А Алексей, в очередной раз, забывший о том, что собственный язык худший враг, добавил:
— Мы, ваше сиятельство, всё знаем, да молчать умеем.
В приемной аудиенции дожидался, одетый в темнозеленый с фиолетовыми воротником и обшлагами, шитый серебром мундир Императорского человеколюбивого общества, при анненской ленте через плечо и многочисленных российских, турецких и персидских орденах, Лазарь Соломонович Поляков.
Мундир и ордена ему, как и любому другому купцу, обходились дорого — десятки тысяч рублей в виде добровольных пожертвований на богадельни, воспитательные дома и другие благотворительные заведения. Зато недавно он получил чин действительного статского советника, а следовательно и право именоваться "превосходительством". Даже анекдот по этому поводу кто-то сочинил:
"Ну и хочется вам затруднять свой язык? Лазарь Соломонович, Лазарь Соломонович! Зовите просто — ваше превосходительство".

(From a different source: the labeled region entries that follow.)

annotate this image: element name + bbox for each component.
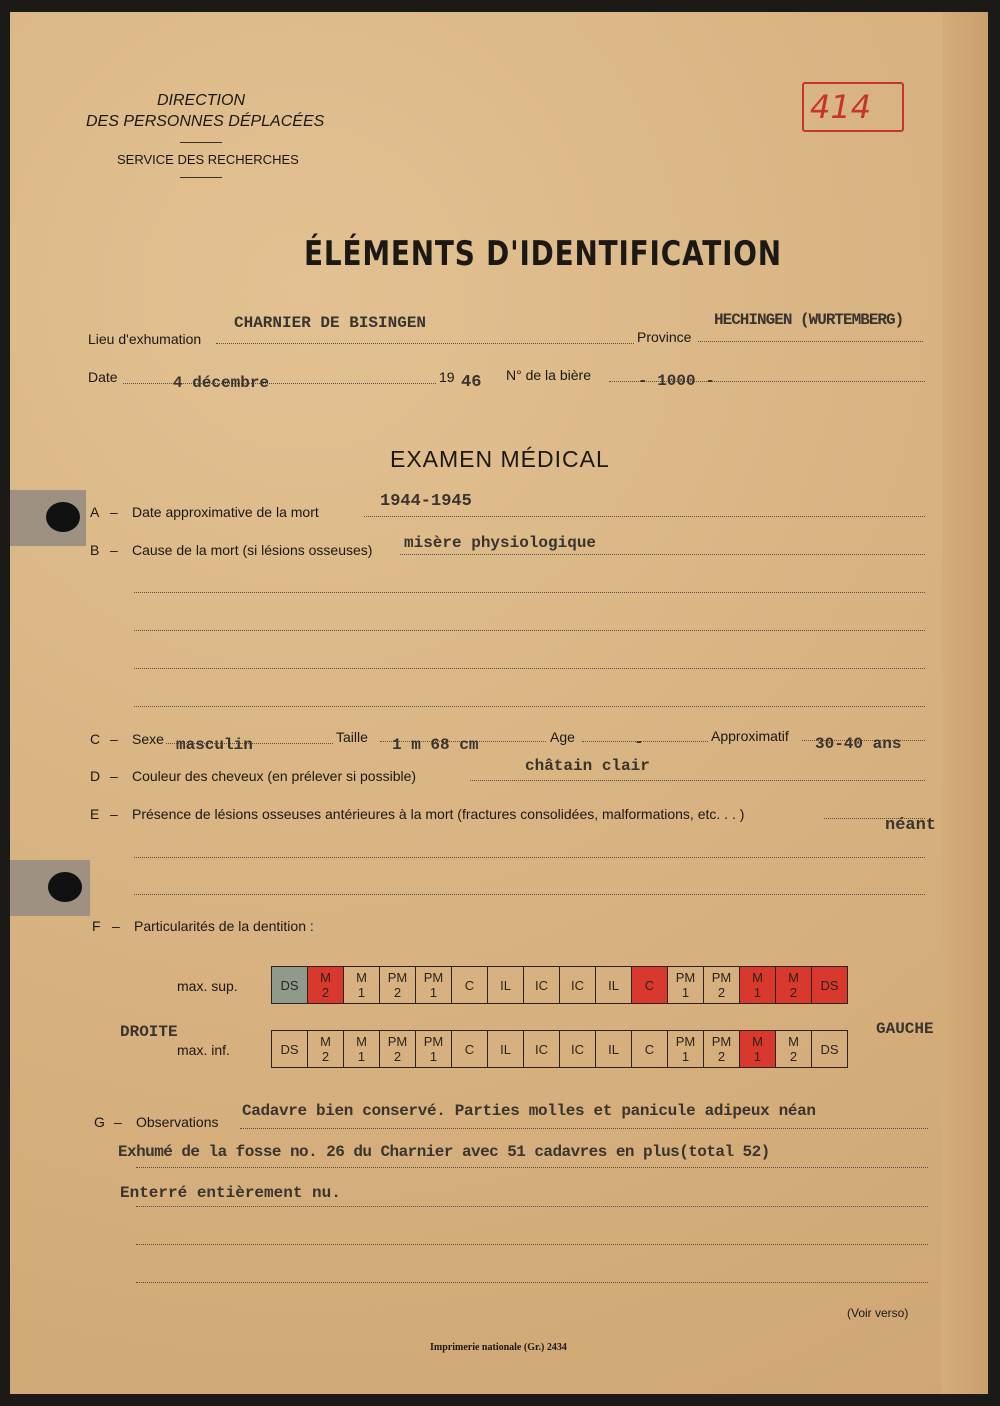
tooth-label: M [752, 1034, 763, 1049]
tooth-label: IL [500, 1041, 511, 1057]
tooth-number: 1 [357, 1049, 366, 1064]
file-number: 414 [810, 88, 872, 126]
upper-tooth-11 [632, 967, 668, 1004]
lower-tooth-11 [632, 1031, 668, 1068]
tooth-label: C [464, 977, 475, 993]
section-a-value: 1944-1945 [380, 492, 472, 511]
tooth-label: IC [571, 977, 584, 993]
section-f-letter: F [92, 918, 101, 934]
tooth-label: IC [535, 1041, 548, 1057]
upper-tooth-16 [812, 967, 848, 1004]
lower-tooth-14 [740, 1031, 776, 1068]
tooth-label: PM [423, 970, 444, 985]
age-label: Age [550, 729, 575, 745]
tooth-number: 2 [717, 1049, 726, 1064]
observation-line-3: Enterré entièrement nu. [120, 1184, 341, 1202]
observation-line-1: Cadavre bien conservé. Parties molles et panicule adipeux néan [242, 1102, 816, 1120]
upper-tooth-14 [740, 967, 776, 1004]
upper-tooth-13 [704, 967, 740, 1004]
tooth-number: 1 [429, 985, 438, 1000]
tooth-label: IL [608, 977, 619, 993]
taille-value: 1 m 68 cm [392, 736, 479, 754]
printer-imprint: Imprimerie nationale (Gr.) 2434 [430, 1342, 567, 1353]
punch-hole-bottom [48, 872, 82, 902]
province-value: HECHINGEN (WURTEMBERG) [714, 311, 904, 329]
lower-tooth-3 [344, 1031, 380, 1068]
tooth-label: C [464, 1041, 475, 1057]
section-a-letter: A [90, 504, 100, 520]
section-f-label: Particularités de la dentition : [134, 918, 314, 934]
section-b-value: misère physiologique [404, 534, 597, 552]
tooth-number: 2 [321, 1049, 330, 1064]
biere-label: N° de la bière [506, 367, 591, 383]
upper-tooth-10 [596, 967, 632, 1004]
section-b-label: Cause de la mort (si lésions osseuses) [132, 542, 373, 558]
section-e-value: néant [885, 816, 937, 835]
sexe-value: masculin [176, 736, 253, 754]
section-b-letter: B [90, 542, 100, 558]
document-title: ÉLÉMENTS D'IDENTIFICATION [304, 234, 782, 274]
form-sheet: DIRECTION DES PERSONNES DÉPLACÉES SERVICE DES RECHERCHES 414 ÉLÉMENTS D'IDENTIFICATION Lieu d'exhumation CHARNIER DE BISINGEN Province HECHINGEN (WURTEMBERG) Date 4 décembre 19 46 N° de la bière - 1000 - EXAMEN MÉDICAL A – Date approximative de la mort 1944-1945 B – Cause de la mort (si lésions osseuses) misère physiologique C – Sexe masculin Taille 1 m 68 cm Age - Approximatif 30-40 ans D – Couleur des cheveux (en prélever si possible) châtain clair E – Présence de lésions osseuses antérieures à la mort (fractures consolidées, malformations, etc. . . ) néant F – Particularités de la dentition : max. sup. DS M 2 M 1 PM 2 PM 1 C IL IC IC IL C PM 1 PM 2 M 1 M 2 DS DROITE GAUCHE max. inf. DS M 2 M 1 PM 2 PM 1 C IL IC IC IL C PM 1 PM 2 M 1 M 2 DS G – Observations Cadavre bien conservé. Parties molles et panicule adipeux néan Exhumé de la fosse no. 26 du Charnier avec 51 cadavres en plus(total 52) Enterré entièrement nu. (Voir verso) Imprimerie nationale (Gr.) 2434 [10, 12, 988, 1394]
lower-tooth-2 [308, 1031, 344, 1068]
tooth-label: M [320, 1034, 331, 1049]
tooth-label: DS [820, 977, 839, 993]
tooth-number: 2 [393, 985, 402, 1000]
tooth-label: M [788, 1034, 799, 1049]
lower-tooth-13 [704, 1031, 740, 1068]
date-value: 4 décembre [173, 374, 270, 392]
tooth-label: PM [423, 1034, 444, 1049]
date-label: Date [88, 369, 118, 385]
lower-tooth-9 [560, 1031, 596, 1068]
tooth-label: PM [387, 970, 408, 985]
tooth-number: 1 [681, 1049, 690, 1064]
upper-tooth-7 [488, 967, 524, 1004]
upper-tooth-4 [380, 967, 416, 1004]
section-d-label: Couleur des cheveux (en prélever si possible) [132, 768, 417, 784]
max-inf-label: max. inf. [177, 1042, 230, 1058]
lieu-label: Lieu d'exhumation [88, 331, 202, 347]
tooth-number: 2 [717, 985, 726, 1000]
tooth-number: 2 [789, 1049, 798, 1064]
tooth-label: M [320, 970, 331, 985]
file-number-stamp [802, 82, 904, 132]
sexe-label: Sexe [132, 731, 164, 747]
province-label: Province [637, 329, 692, 345]
biere-value: - 1000 - [638, 372, 715, 390]
upper-tooth-3 [344, 967, 380, 1004]
tooth-number: 2 [321, 985, 330, 1000]
tooth-number: 2 [789, 985, 798, 1000]
taille-label: Taille [336, 729, 368, 745]
tooth-label: IC [571, 1041, 584, 1057]
tooth-label: DS [280, 977, 299, 993]
tooth-label: M [788, 970, 799, 985]
tooth-label: C [644, 977, 655, 993]
lower-tooth-16 [812, 1031, 848, 1068]
tooth-label: PM [675, 970, 696, 985]
lieu-value: CHARNIER DE BISINGEN [234, 314, 427, 332]
upper-tooth-8 [524, 967, 560, 1004]
section-a-label: Date approximative de la mort [132, 504, 319, 520]
lower-tooth-4 [380, 1031, 416, 1068]
tooth-label: PM [387, 1034, 408, 1049]
tooth-number: 1 [753, 985, 762, 1000]
lower-tooth-15 [776, 1031, 812, 1068]
tooth-label: M [356, 1034, 367, 1049]
header-direction: DIRECTION [157, 92, 245, 109]
tooth-label: DS [280, 1041, 299, 1057]
max-sup-label: max. sup. [177, 978, 238, 994]
gauche-label: GAUCHE [876, 1020, 934, 1038]
header-rule-2 [180, 177, 222, 178]
tooth-label: DS [820, 1041, 839, 1057]
header-service: SERVICE DES RECHERCHES [117, 152, 299, 167]
tooth-number: 1 [357, 985, 366, 1000]
tooth-number: 1 [429, 1049, 438, 1064]
tooth-label: C [644, 1041, 655, 1057]
section-g-label: Observations [136, 1114, 219, 1130]
upper-tooth-9 [560, 967, 596, 1004]
lower-teeth-chart [271, 1030, 848, 1068]
upper-tooth-15 [776, 967, 812, 1004]
header-rule-1 [180, 142, 222, 143]
tooth-label: IC [535, 977, 548, 993]
tooth-number: 2 [393, 1049, 402, 1064]
upper-tooth-5 [416, 967, 452, 1004]
year-prefix: 19 [439, 369, 455, 385]
exam-title: EXAMEN MÉDICAL [390, 446, 610, 472]
tooth-label: PM [675, 1034, 696, 1049]
paper-edge [942, 12, 988, 1394]
section-c-letter: C [90, 731, 101, 747]
tooth-label: M [752, 970, 763, 985]
upper-tooth-1 [272, 967, 308, 1004]
tooth-label: IL [500, 977, 511, 993]
punch-hole-top [46, 502, 80, 532]
section-e-letter: E [90, 806, 100, 822]
upper-tooth-6 [452, 967, 488, 1004]
lower-tooth-6 [452, 1031, 488, 1068]
observation-line-2: Exhumé de la fosse no. 26 du Charnier avec 51 cadavres en plus(total 52) [118, 1143, 770, 1161]
tooth-label: PM [711, 1034, 732, 1049]
tooth-number: 1 [681, 985, 690, 1000]
lower-tooth-12 [668, 1031, 704, 1068]
tooth-label: M [356, 970, 367, 985]
header-personnes: DES PERSONNES DÉPLACÉES [86, 113, 325, 130]
age-value: - [634, 733, 644, 751]
voir-verso: (Voir verso) [847, 1306, 909, 1320]
upper-tooth-2 [308, 967, 344, 1004]
tooth-label: IL [608, 1041, 619, 1057]
tooth-label: PM [711, 970, 732, 985]
lower-tooth-7 [488, 1031, 524, 1068]
year-value: 46 [461, 373, 482, 392]
approx-label: Approximatif [711, 728, 789, 744]
lower-tooth-5 [416, 1031, 452, 1068]
droite-label: DROITE [120, 1023, 178, 1041]
section-e-label: Présence de lésions osseuses antérieures à la mort (fractures consolidées, malformations, etc. . . ) [132, 806, 745, 822]
section-d-value: châtain clair [525, 757, 650, 775]
lower-tooth-8 [524, 1031, 560, 1068]
section-d-letter: D [90, 768, 101, 784]
approx-value: 30-40 ans [815, 735, 902, 753]
lower-tooth-1 [272, 1031, 308, 1068]
upper-tooth-12 [668, 967, 704, 1004]
tooth-number: 1 [753, 1049, 762, 1064]
upper-teeth-chart [271, 966, 848, 1004]
section-g-letter: G [94, 1114, 105, 1130]
lower-tooth-10 [596, 1031, 632, 1068]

Увидев Карасёва, Поляков чуть не бросился ему на встречу:
— Аристарх Матвеевич, я очень-очень рассчитываю на ваше беспристрастное отношение ко мне.

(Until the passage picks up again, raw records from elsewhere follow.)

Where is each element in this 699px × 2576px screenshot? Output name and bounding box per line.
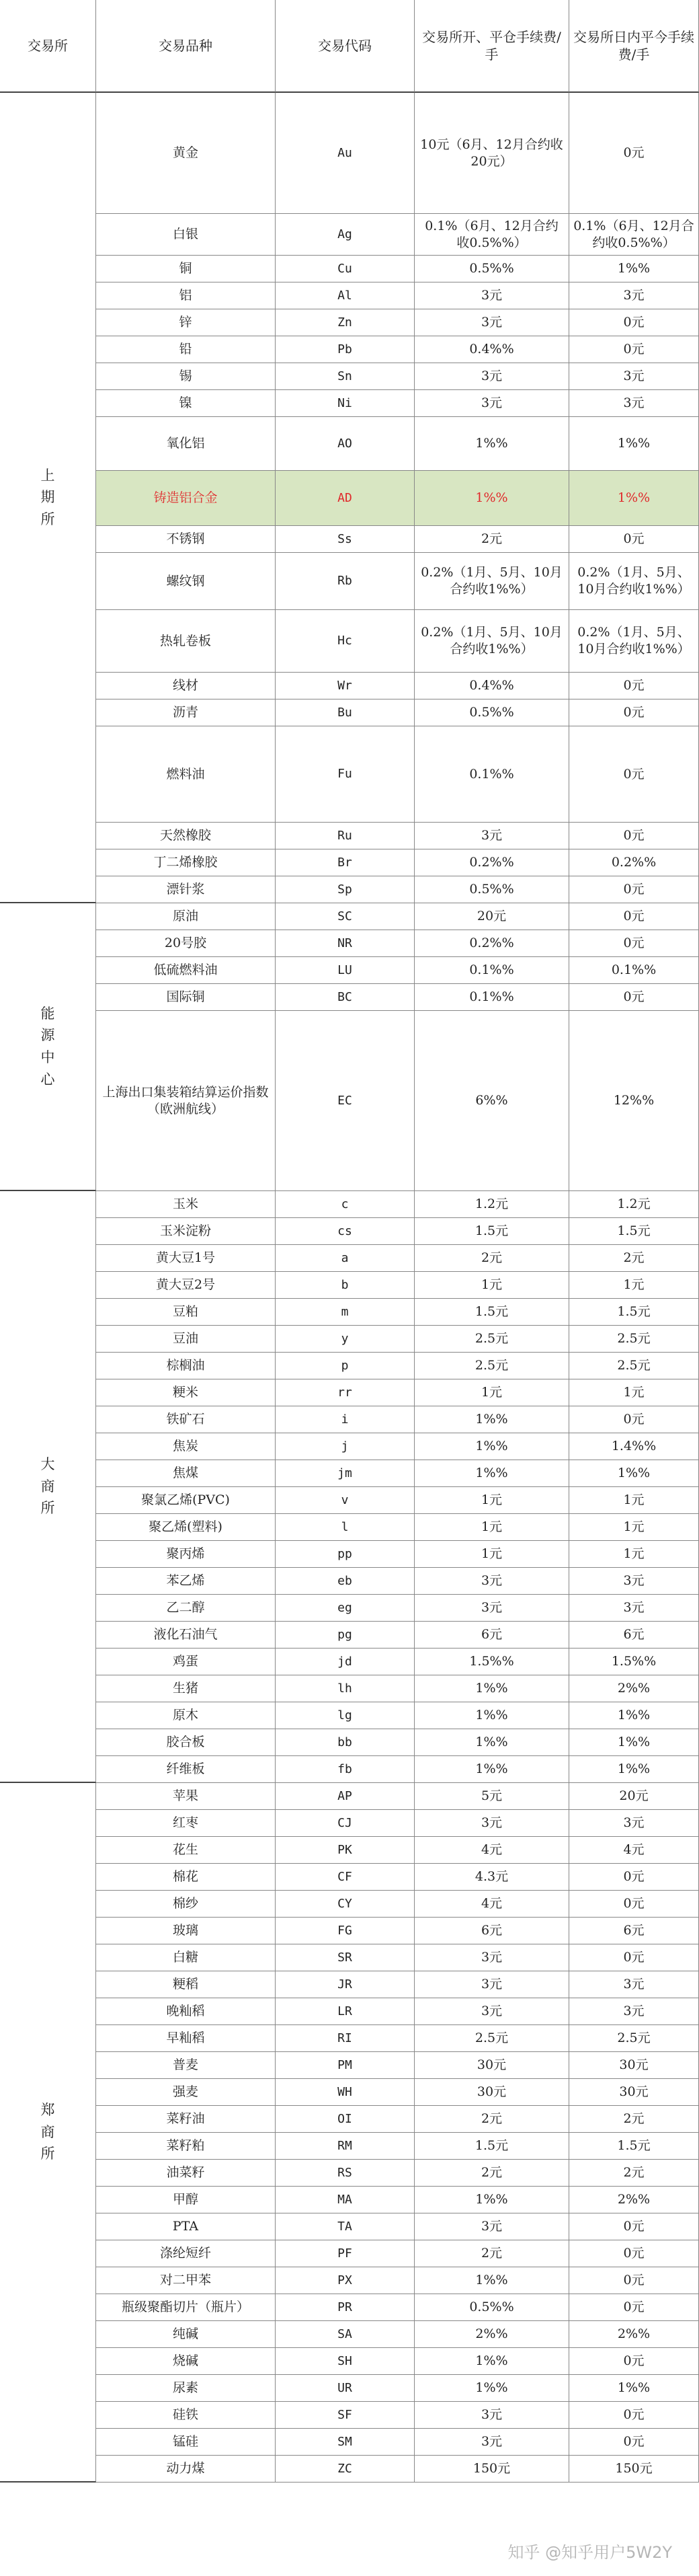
intraday-fee-cell: 1.5元 — [569, 1218, 699, 1245]
open-close-fee-cell: 1%% — [415, 2267, 569, 2294]
intraday-fee-cell: 1%% — [569, 1756, 699, 1783]
open-close-fee-cell: 0.5%% — [415, 876, 569, 903]
open-close-fee-cell: 0.4%% — [415, 336, 569, 363]
product-cell: 铅 — [96, 336, 276, 363]
intraday-fee-cell: 0.1%% — [569, 957, 699, 984]
product-cell: 花生 — [96, 1837, 276, 1864]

— Не сомневайся, Лазарь Соломонович, — пробасил Карасёв. — Все по справедливости доложил, лишнего не прибавил.
Банкир вошел в кабинет генерал-губернатора и сразу же послышался начальственный крик:
— Что вы себе позволяете?!… Что мне с вашей вины?!… Как вы посмели!
— Пойдемте, пойдемте, — поспешил Карасёв увести Лавровского и Малинина из приемной. В одном из многочисленных переходов генерал-губернаторского дома, он, улучив момент, протянул им конверт:
— Здесь пятьсот рублей, будет вам хоть на что на бегах сыграть.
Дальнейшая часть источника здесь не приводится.